Robin Hood not so good? Ancient Brits questioned outlaw

? An academic says he’s found evidence that Britain’s legendary outlaw Robin Hood wasn’t as popular as folklore suggests.

Julian Luxford says a note discovered in the margins of an ancient history book contains rare criticism of the supposedly benevolent bandit.

According to legend, Robin Hood roamed 13th-century Britain from a base in central England’s Sherwood Forest, plundering from the rich to give to the poor.

But Luxford, an art history lecturer at Scotland’s University of St. Andrews, says a 23-word inscription in the margins of a history book, written in Latin by a medieval monk around 1460, casts the outlaw as a persistent thief.

“Around this time, according to popular opinion, a certain outlaw named Robin Hood, with his accomplices, infested Sherwood and other law-abiding areas of England with continuous robberies,” the note read when translated into English, Luxford said.

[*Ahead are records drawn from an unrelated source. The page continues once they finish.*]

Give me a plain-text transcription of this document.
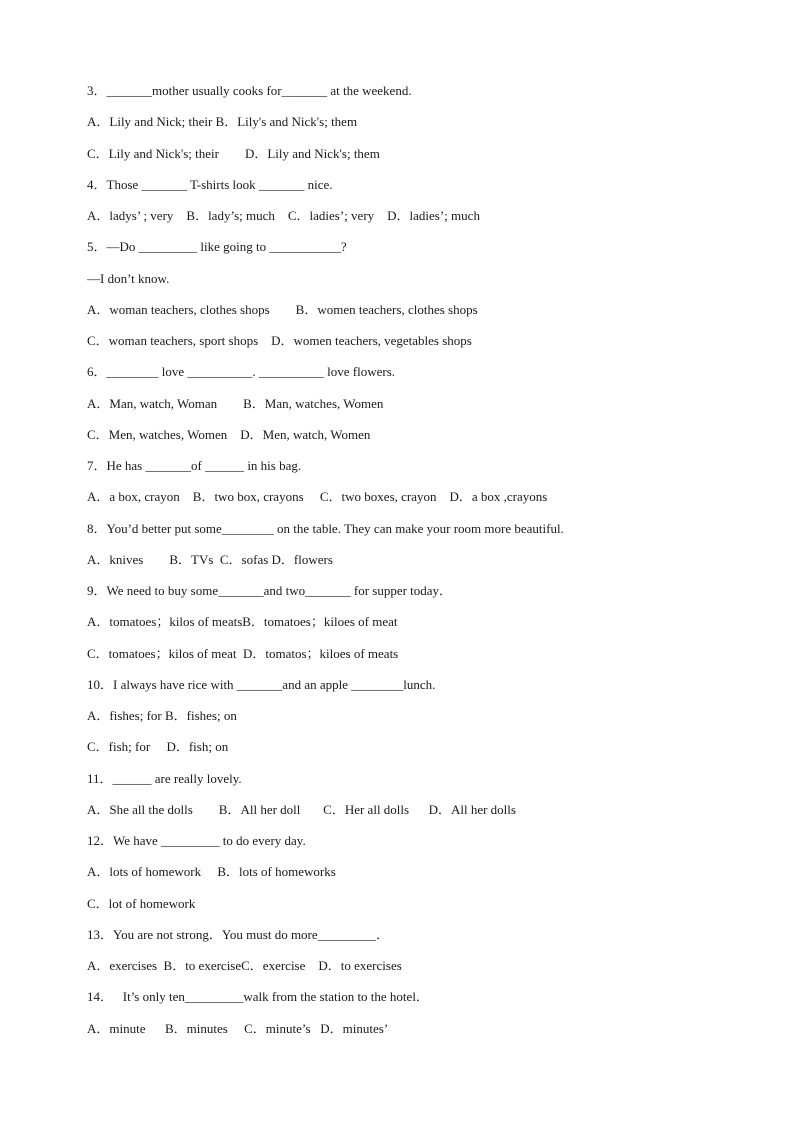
3．_______mother usually cooks for_______ at the weekend.
A．Lily and Nick; their B．Lily's and Nick's; them
C．Lily and Nick's; their        D．Lily and Nick's; them
4．Those _______ T-shirts look _______ nice.
A．ladys’ ; very    B．lady’s; much    C．ladies’; very    D．ladies’; much
5．—Do _________ like going to ___________?
—I don’t know.
A．woman teachers, clothes shops        B．women teachers, clothes shops
C．woman teachers, sport shops    D．women teachers, vegetables shops
6．________ love __________. __________ love flowers.
A．Man, watch, Woman        B．Man, watches, Women
C．Men, watches, Women    D．Men, watch, Women
7．He has _______of ______ in his bag.
A．a box, crayon    B．two box, crayons     C．two boxes, crayon    D．a box ,crayons
8．You’d better put some________ on the table. They can make your room more beautiful.
A．knives        B．TVs  C．sofas D．flowers
9．We need to buy some_______and two_______ for supper today．
A．tomatoes；kilos of meatsB．tomatoes；kiloes of meat
C．tomatoes；kilos of meat  D．tomatos；kiloes of meats
10．I always have rice with _______and an apple ________lunch.
A．fishes; for B．fishes; on
C．fish; for     D．fish; on
11．______ are really lovely.
A．She all the dolls        B．All her doll       C．Her all dolls      D．All her dolls
12．We have _________ to do every day.
A．lots of homework     B．lots of homeworks
C．lot of homework
13．You are not strong．You must do more_________．
A．exercises  B．to exerciseC．exercise    D．to exercises
14．   It’s only ten_________walk from the station to the hotel．
A．minute      B．minutes     C．minute’s   D．minutes’
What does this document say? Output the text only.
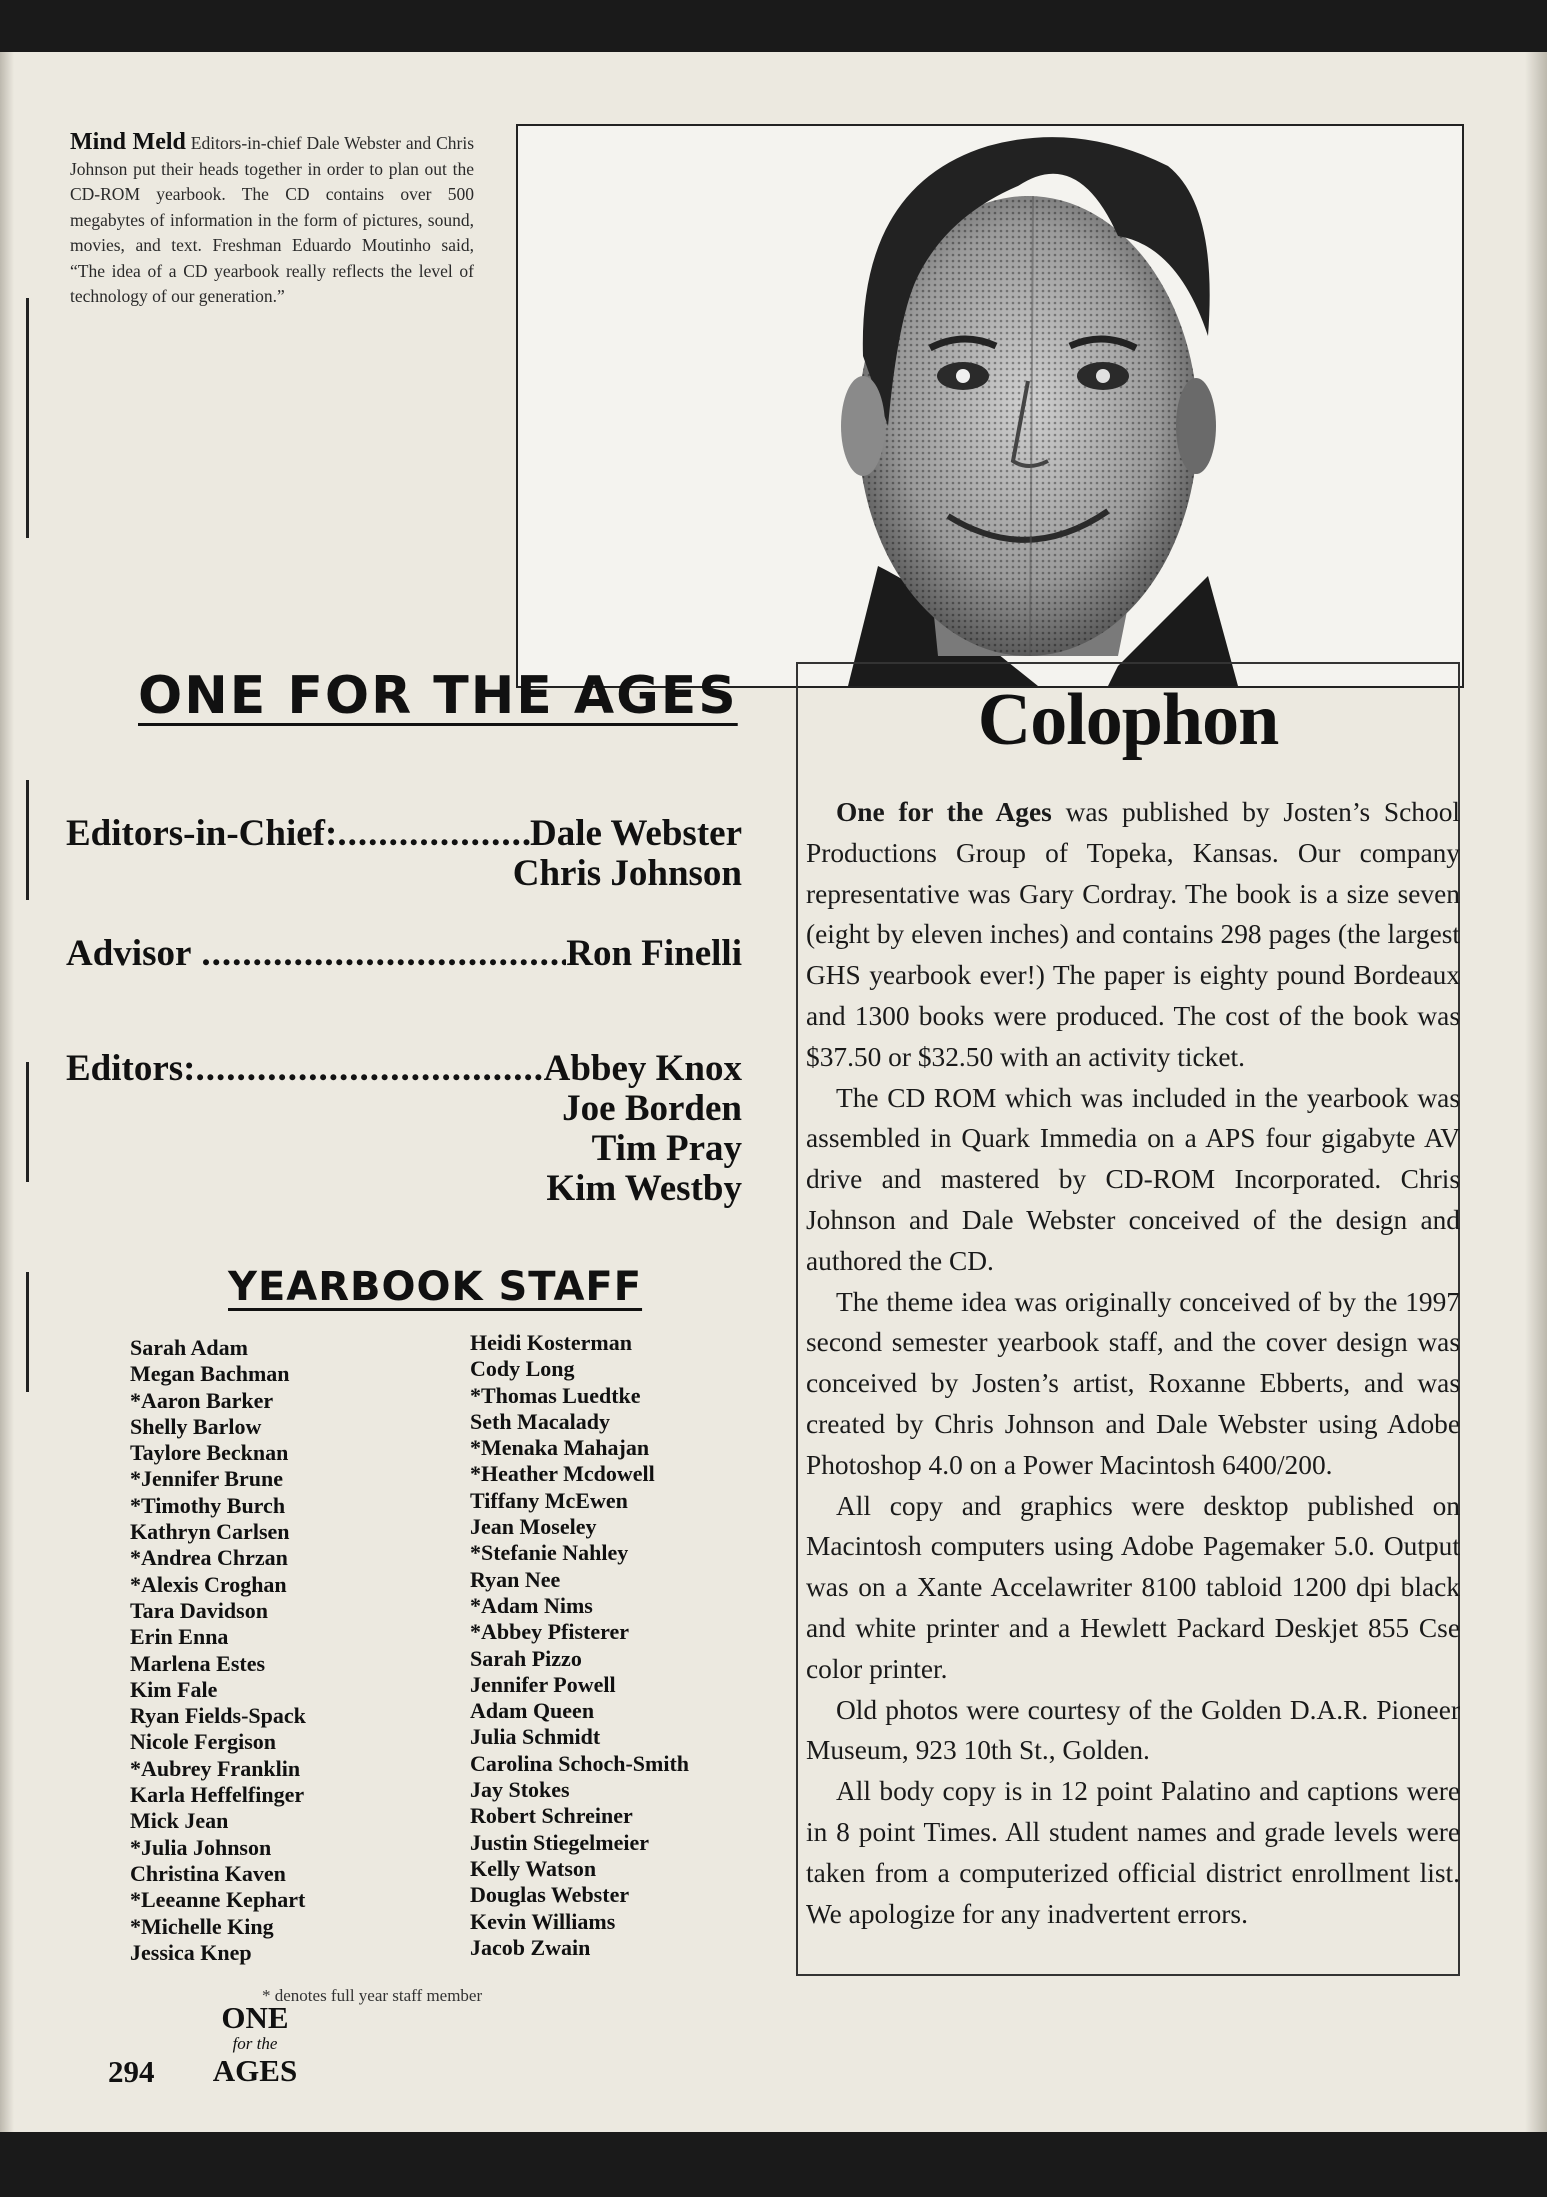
Mind Meld Editors-in-chief Dale Webster and Chris Johnson put their heads together in order to plan out the CD-ROM yearbook. The CD contains over 500 megabytes of information in the form of pictures, sound, movies, and text. Freshman Eduardo Moutinho said, “The idea of a CD yearbook really reflects the level of technology of our generation.”
ONE FOR THE AGES
Editors-in-Chief: .....	Dale Webster
Chris Johnson
Advisor .....	Ron Finelli
Editors: .....	Abbey Knox
Joe Borden
Tim Pray
Kim Westby
YEARBOOK STAFF
Sarah Adam
Megan Bachman
*Aaron Barker
Shelly Barlow
Taylore Becknan
*Jennifer Brune
*Timothy Burch
Kathryn Carlsen
*Andrea Chrzan
*Alexis Croghan
Tara Davidson
Erin Enna
Marlena Estes
Kim Fale
Ryan Fields-Spack
Nicole Fergison
*Aubrey Franklin
Karla Heffelfinger
Mick Jean
*Julia Johnson
Christina Kaven
*Leeanne Kephart
*Michelle King
Jessica Knep
Heidi Kosterman
Cody Long
*Thomas Luedtke
Seth Macalady
*Menaka Mahajan
*Heather Mcdowell
Tiffany McEwen
Jean Moseley
*Stefanie Nahley
Ryan Nee
*Adam Nims
*Abbey Pfisterer
Sarah Pizzo
Jennifer Powell
Adam Queen
Julia Schmidt
Carolina Schoch-Smith
Jay Stokes
Robert Schreiner
Justin Stiegelmeier
Kelly Watson
Douglas Webster
Kevin Williams
Jacob Zwain
* denotes full year staff member
294
ONE
for the
AGES
Colophon

One for the Ages was published by Josten’s School Productions Group of Topeka, Kansas. Our company representative was Gary Cordray. The book is a size seven (eight by eleven inches) and contains 298 pages (the largest GHS yearbook ever!) The paper is eighty pound Bordeaux and 1300 books were produced. The cost of the book was $37.50 or $32.50 with an activity ticket.

The CD ROM which was included in the yearbook was assembled in Quark Immedia on a APS four gigabyte AV drive and mastered by CD-ROM Incorporated. Chris Johnson and Dale Webster conceived of the design and authored the CD.

The theme idea was originally conceived of by the 1997 second semester yearbook staff, and the cover design was conceived by Josten’s artist, Roxanne Ebberts, and was created by Chris Johnson and Dale Webster using Adobe Photoshop 4.0 on a Power Macintosh 6400/200.

All copy and graphics were desktop published on Macintosh computers using Adobe Pagemaker 5.0. Output was on a Xante Accelawriter 8100 tabloid 1200 dpi black and white printer and a Hewlett Packard Deskjet 855 Cse color printer.

Old photos were courtesy of the Golden D.A.R. Pioneer Museum, 923 10th St., Golden.

All body copy is in 12 point Palatino and captions were in 8 point Times. All student names and grade levels were taken from a computerized official district enrollment list. We apologize for any inadvertent errors.
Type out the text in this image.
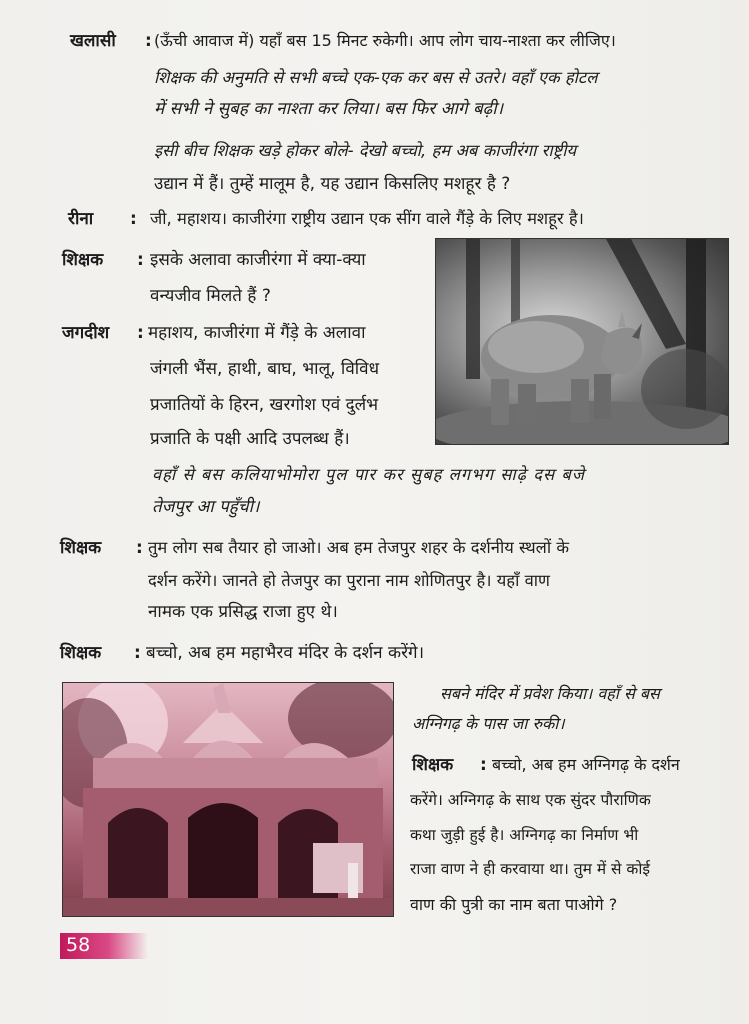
खलासी : (ऊँची आवाज में) यहाँ बस 15 मिनट रुकेगी। आप लोग चाय-नाश्ता कर लीजिए।
शिक्षक की अनुमति से सभी बच्चे एक-एक कर बस से उतरे। वहाँ एक होटल
में सभी ने सुबह का नाश्ता कर लिया। बस फिर आगे बढ़ी।
इसी बीच शिक्षक खड़े होकर बोले- देखो बच्चो, हम अब काजीरंगा राष्ट्रीय
उद्यान में हैं। तुम्हें मालूम है, यह उद्यान किसलिए मशहूर है ?
रीना : जी, महाशय। काजीरंगा राष्ट्रीय उद्यान एक सींग वाले गैंड़े के लिए मशहूर है।
शिक्षक : इसके अलावा काजीरंगा में क्या-क्या
वन्यजीव मिलते हैं ?
जगदीश : महाशय, काजीरंगा में गैंड़े के अलावा
जंगली भैंस, हाथी, बाघ, भालू, विविध
प्रजातियों के हिरन, खरगोश एवं दुर्लभ
प्रजाति के पक्षी आदि उपलब्ध हैं।
वहाँ से बस कलियाभोमोरा पुल पार कर सुबह लगभग साढ़े दस बजे
तेजपुर आ पहुँची।
शिक्षक : तुम लोग सब तैयार हो जाओ। अब हम तेजपुर शहर के दर्शनीय स्थलों के
दर्शन करेंगे। जानते हो तेजपुर का पुराना नाम शोणितपुर है। यहाँ वाण
नामक एक प्रसिद्ध राजा हुए थे।
शिक्षक : बच्चो, अब हम महाभैरव मंदिर के दर्शन करेंगे।
सबने मंदिर में प्रवेश किया। वहाँ से बस
अग्निगढ़ के पास जा रुकी।
शिक्षक : बच्चो, अब हम अग्निगढ़ के दर्शन
करेंगे। अग्निगढ़ के साथ एक सुंदर पौराणिक
कथा जुड़ी हुई है। अग्निगढ़ का निर्माण भी
राजा वाण ने ही करवाया था। तुम में से कोई
वाण की पुत्री का नाम बता पाओगे ?
58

Luxford said he found the reference while searching through the library of England’s prestigious Eton College, which was founded in 1440 by King Henry VI.

“I saw his name, it leapt out at me,” Luxford, 41, said Saturday. “I knew enough about the relative dearth of references to him from the medieval period to know this might be important.”

Luxford, an expert in medieval manuscripts, said the find “contains a uniquely negative assessment of the outlaw, and provides rare evidence for monastic attitudes towards him.”

He said it was not entirely surprising that monks, as part of England’s clerical establishment, harbored negative feelings about the bandit.

Luxford said Robin Hood stories from the Middle Ages paint him as an ally of “good knights and yeomen — salt-of-the-earth type people. But they are not so positive about his relationship with the clergy.”